11:3-4.8 Pre-certification plans
(a) Insurers may file for approval policy
forms that provide for a pre-certification of certain medical
procedures, treatments, diagnostic tests, or other services,
non-medical expenses and durable medical equipment by the
insurer or its designated representative.
(b) No pre-certification requirements shall
apply within 10 days of the insured event.
(c) Pre-certification shall be based
exclusively on medical necessity and shall not encourage over or
under utilization of the treatment or test.
(d) An insurer that wishes to use a
pre-certification plan shall designate a licensed physician to
serve as medical director for services provided to covered
persons in New Jersey. The medical director shall ensure
that:
1. Any utilization decision to deny
reimbursement for further testing or treatment because the
treatment or diagnostic tests are not medically necessary, shall
be made by a physician.
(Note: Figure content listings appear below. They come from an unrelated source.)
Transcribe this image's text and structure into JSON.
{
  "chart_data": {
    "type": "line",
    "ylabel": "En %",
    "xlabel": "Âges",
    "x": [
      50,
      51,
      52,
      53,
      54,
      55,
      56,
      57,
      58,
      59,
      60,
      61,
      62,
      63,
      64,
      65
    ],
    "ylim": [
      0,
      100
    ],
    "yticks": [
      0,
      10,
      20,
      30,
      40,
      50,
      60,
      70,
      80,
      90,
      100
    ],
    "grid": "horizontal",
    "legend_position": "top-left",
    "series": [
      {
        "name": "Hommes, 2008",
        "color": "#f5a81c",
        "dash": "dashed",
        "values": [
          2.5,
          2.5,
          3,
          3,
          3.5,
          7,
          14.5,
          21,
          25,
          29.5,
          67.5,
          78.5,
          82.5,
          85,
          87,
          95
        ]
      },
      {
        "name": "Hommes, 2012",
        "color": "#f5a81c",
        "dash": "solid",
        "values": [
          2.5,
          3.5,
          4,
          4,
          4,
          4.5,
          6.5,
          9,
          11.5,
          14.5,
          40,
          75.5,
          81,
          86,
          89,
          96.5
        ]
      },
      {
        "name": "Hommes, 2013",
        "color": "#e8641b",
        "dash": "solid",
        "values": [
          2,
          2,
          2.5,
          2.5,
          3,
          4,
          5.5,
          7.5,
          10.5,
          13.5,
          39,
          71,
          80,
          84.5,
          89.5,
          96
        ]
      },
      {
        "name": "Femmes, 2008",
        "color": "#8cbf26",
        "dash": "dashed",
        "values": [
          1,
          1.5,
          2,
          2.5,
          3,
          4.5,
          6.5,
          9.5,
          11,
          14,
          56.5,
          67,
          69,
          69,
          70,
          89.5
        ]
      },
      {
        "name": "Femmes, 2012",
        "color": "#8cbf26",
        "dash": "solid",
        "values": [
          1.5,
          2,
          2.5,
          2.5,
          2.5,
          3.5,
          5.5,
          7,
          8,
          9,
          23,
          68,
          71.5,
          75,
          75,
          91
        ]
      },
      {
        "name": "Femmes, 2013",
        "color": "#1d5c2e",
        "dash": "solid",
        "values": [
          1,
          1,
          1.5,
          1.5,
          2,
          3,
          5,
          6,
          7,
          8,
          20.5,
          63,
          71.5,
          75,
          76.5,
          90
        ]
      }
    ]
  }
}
In the case of treatment prescribed or
provided by a dentist, the decision shall be by a dentist;
2. A utilization management decision shall
not retrospectively deny payment for treatment provided when
prior approval has been obtained, unless the approval was based
upon fraudulent information submitted by the person receiving
treatment or the provider; and
3. The utilization management program shall
be available, at a minimum, during normal working hours to
respond to authorization requests.
(e) The insurer shall include with
its filing, the information about its pre-certification plan
that will be given to consumers with new and renewal policies
after the pre-certification plan is approved and upon notice of a
claim. The consumer information shall include at a minimum the
items in N.J.A.C. 11:3-4.7(d).
(f ) A pre-certification plan may include
provisions that require injured persons to obtain durable
medical equipment directly from the insurer or its designee.
(g) Policy forms may include an additional
co-payment not to exceed 50 percent of the eligible charge for
medically necessary diagnostic tests, treatments, surgery,
durable medical equipment and non-medical expenses that are
incurred without first complying with an approved
pre-certification plan.
(h) Precertification plans shall avoid
undue interruptions in a course of treatment.
(i) Insurers are encouraged to provide
pre-certification plans that permit a treating provider to submit
a comprehensive treatment plan for pre-certification so as to
minimize the need for piecemeal review.
11:3-4.9 Assignment of benefits
Insurers may file for approval policy forms
including reasonable procedures for, or restrictions on, the
assignment of personal injury protection benefits, consistent
with the efficient administration of the coverage.